Cari Kerja Sulit, Banyak Sarjana yang Rela Jadi ART Infal

Danang Sugianto - detikFinance
Minggu, 25 Apr 2021 12:43 WIB
ART Infal
Foto: Tim Infografis Zaki Alfarabi
Jakarta -

Pembatasan dan pengetatan perjalanan hingga larangan mudik tak membuat Lembaga Pelatihan Kerja (LPK) sulit mencari pekerja untuk disalurkan. Bahkan banyak sarjana yang rela menjadi asisten rumah tangga (ART) atau pekerja infal.

Pemilik Lembaga Pelatihan Kerja (LPK) Tiara Kasih Bunda Irena mengaku saat ini justru sangat mudah mencari pekerja untuk disalurkan. Dia tidak perlu repot-repot lagi mencari pekerja di daerah, di sekitar Jawa Barat bahkan di Jabodetabek saja banyak yang melamar ke LPK miliknya.

"Rekrutmennya banyak orang-orang sekitar kita saja yang terdekat misalnya di Jabar, Bogor, Jonggol, Cianjur yang masih boleh. Jabodetabek juga banyak. Ini mungkin karena tingkat pengangguran lebih besar," tuturnya kepada detikcom.

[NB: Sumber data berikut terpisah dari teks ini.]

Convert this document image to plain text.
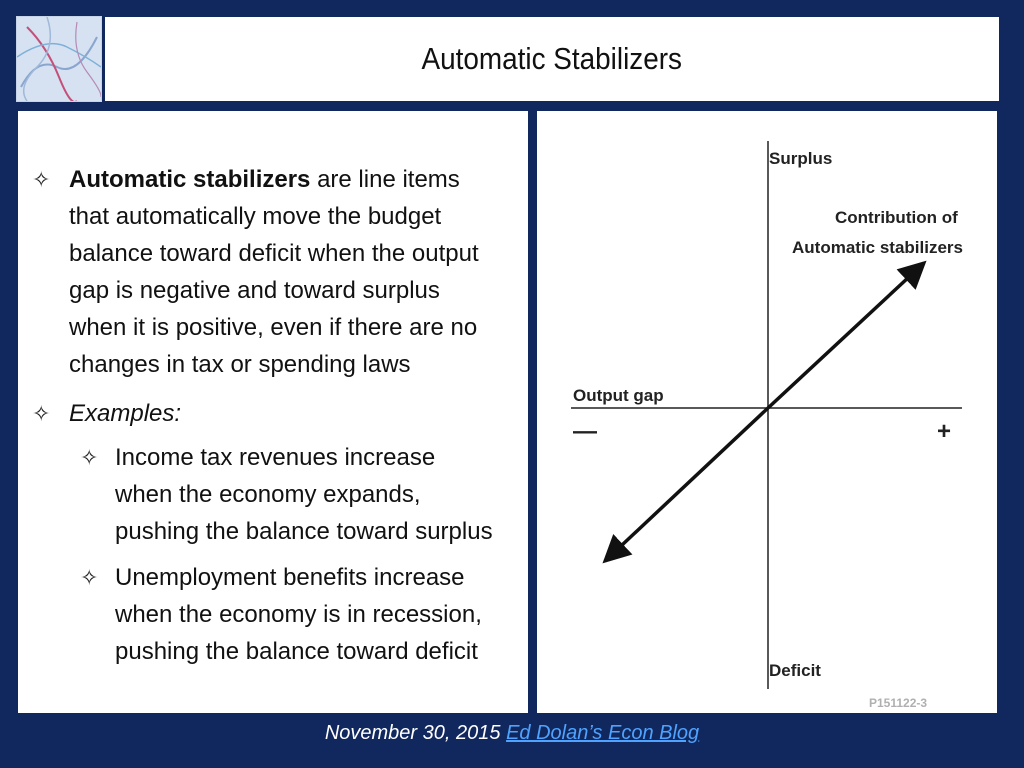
Automatic Stabilizers
✧ Automatic stabilizers are line items
that automatically move the budget
balance toward deficit when the output
gap is negative and toward surplus
when it is positive, even if there are no
changes in tax or spending laws
✧ Examples:
✧ Income tax revenues increase
when the economy expands,
pushing the balance toward surplus
✧ Unemployment benefits increase
when the economy is in recession,
pushing the balance toward deficit
Surplus
Deficit
Output gap
—	+
Contribution of
Automatic stabilizers
P151122-3
November 30, 2015 Ed Dolan’s Econ Blog
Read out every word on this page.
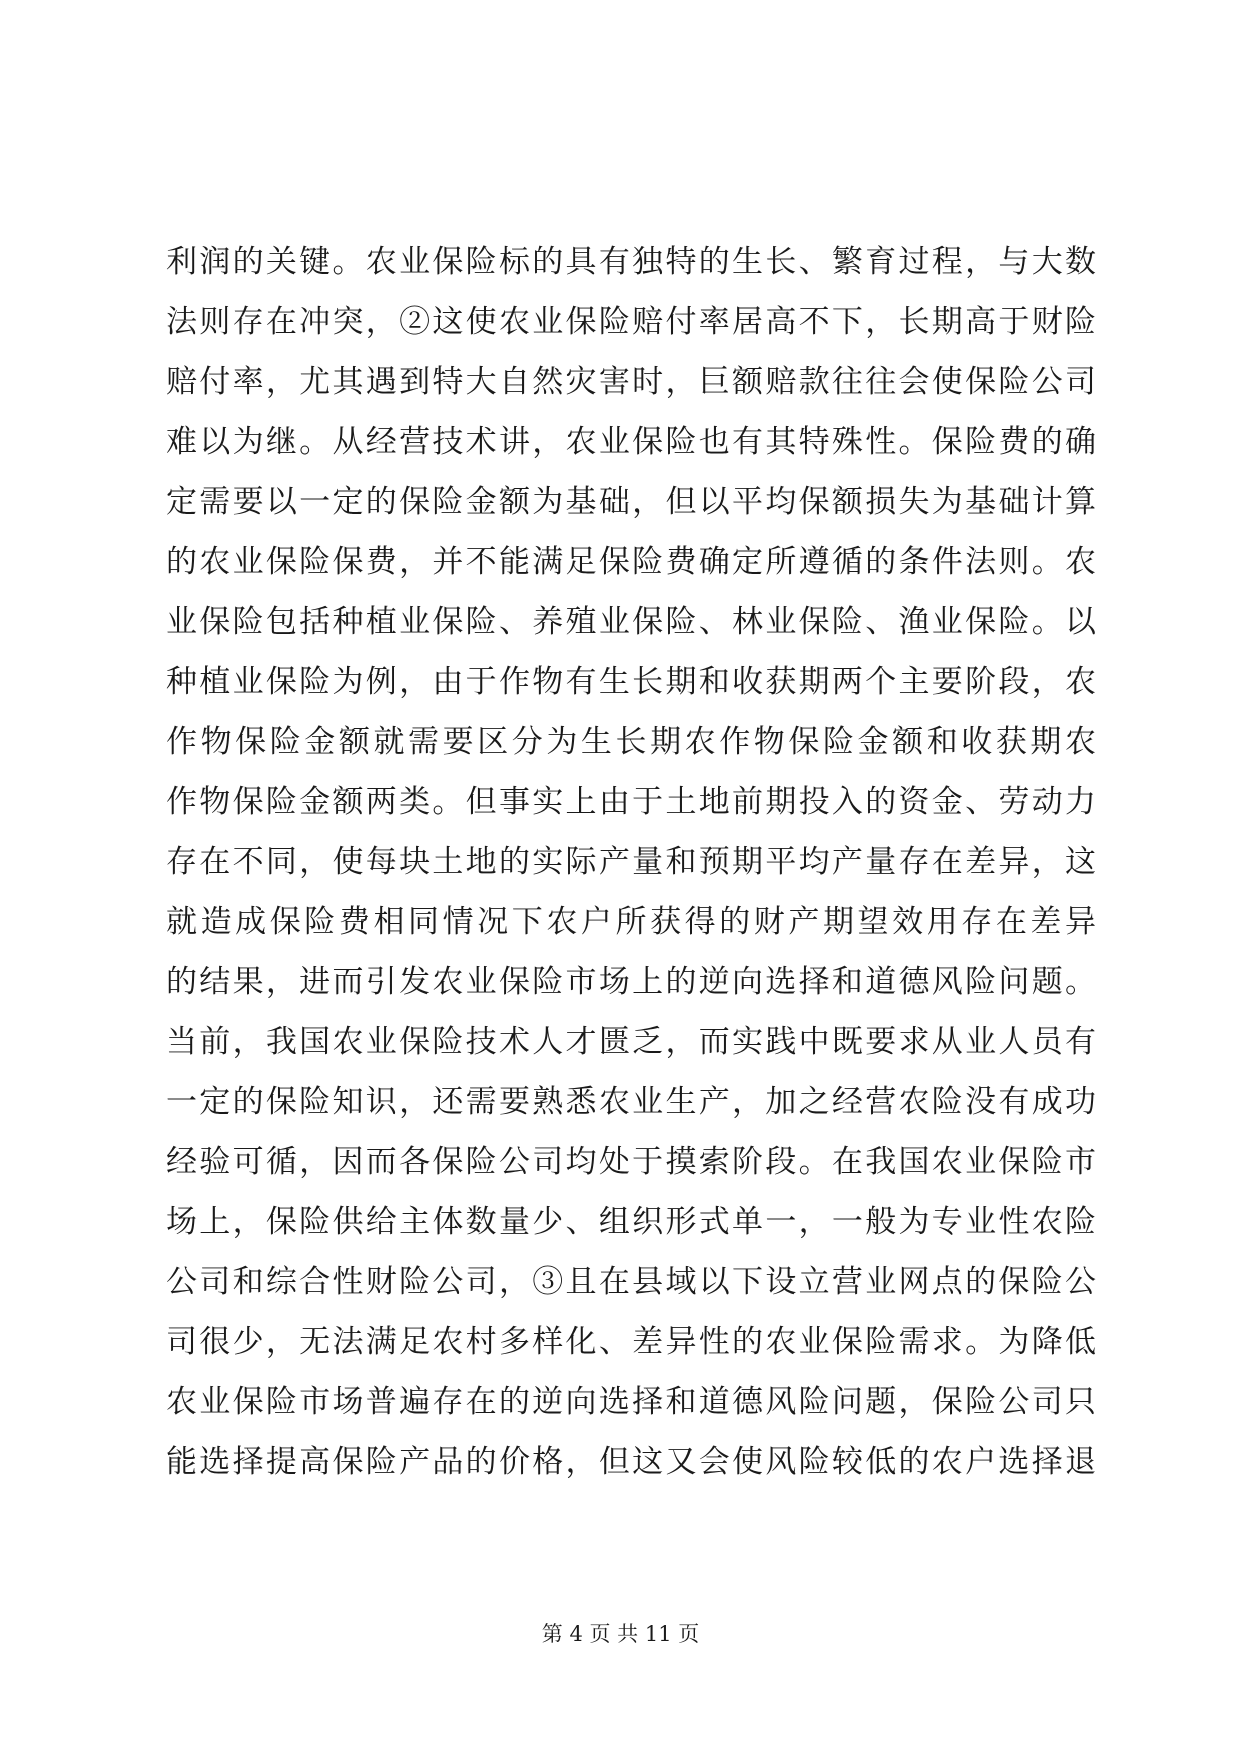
利润的关键。农业保险标的具有独特的生长、繁育过程，与大数
法则存在冲突，②这使农业保险赔付率居高不下，长期高于财险
赔付率，尤其遇到特大自然灾害时，巨额赔款往往会使保险公司
难以为继。从经营技术讲，农业保险也有其特殊性。保险费的确
定需要以一定的保险金额为基础，但以平均保额损失为基础计算
的农业保险保费，并不能满足保险费确定所遵循的条件法则。农
业保险包括种植业保险、养殖业保险、林业保险、渔业保险。以
种植业保险为例，由于作物有生长期和收获期两个主要阶段，农
作物保险金额就需要区分为生长期农作物保险金额和收获期农
作物保险金额两类。但事实上由于土地前期投入的资金、劳动力
存在不同，使每块土地的实际产量和预期平均产量存在差异，这
就造成保险费相同情况下农户所获得的财产期望效用存在差异
的结果，进而引发农业保险市场上的逆向选择和道德风险问题。
当前，我国农业保险技术人才匮乏，而实践中既要求从业人员有
一定的保险知识，还需要熟悉农业生产，加之经营农险没有成功
经验可循，因而各保险公司均处于摸索阶段。在我国农业保险市
场上，保险供给主体数量少、组织形式单一，一般为专业性农险
公司和综合性财险公司，③且在县域以下设立营业网点的保险公
司很少，无法满足农村多样化、差异性的农业保险需求。为降低
农业保险市场普遍存在的逆向选择和道德风险问题，保险公司只
能选择提高保险产品的价格，但这又会使风险较低的农户选择退
第 4 页 共 11 页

LPK Tiara Kasih Bunda sendiri menyalurkan pekerja mulai dari ART, suster lansia, suster bayi dan balita hingga infal saat musim mudik Lebaran.

Menariknya, Irena mengaku banyak tamatan sarjana yang melamar untuk menjadi pekerja di tempatnya. Mereka rela menjadi ART hingga pembantu infal.

"Tahun lalu ada yang S2, tapi sekarang nggak ada. Kalau rata-rata sarjana S1 ada. Jangankan kan infal, ART permanen saja banyak," ucapnya

Rata-rata para pelamar itu datang ke tempat Irena karena melihat iklan yang disebarnya. Kebanyakan dari mereka rela bekerja apapun dengan alasan sulitnya mencari pekerjaan.

"Kadang kan suami sudah nganggur, atau dia di-PHK. Jadi sulitnya mencari pekerjaan jadi alasan dasar mereka," ucapnya.

LPK Tiara Kasih Bunda sendiri saat ini sudah mendapatkan pesanan 50 ART infal. Irena memprediksi pesanan infal tahun ini akan seperti tahun-tahun sebelum pandemi sekitar 250 pesanan.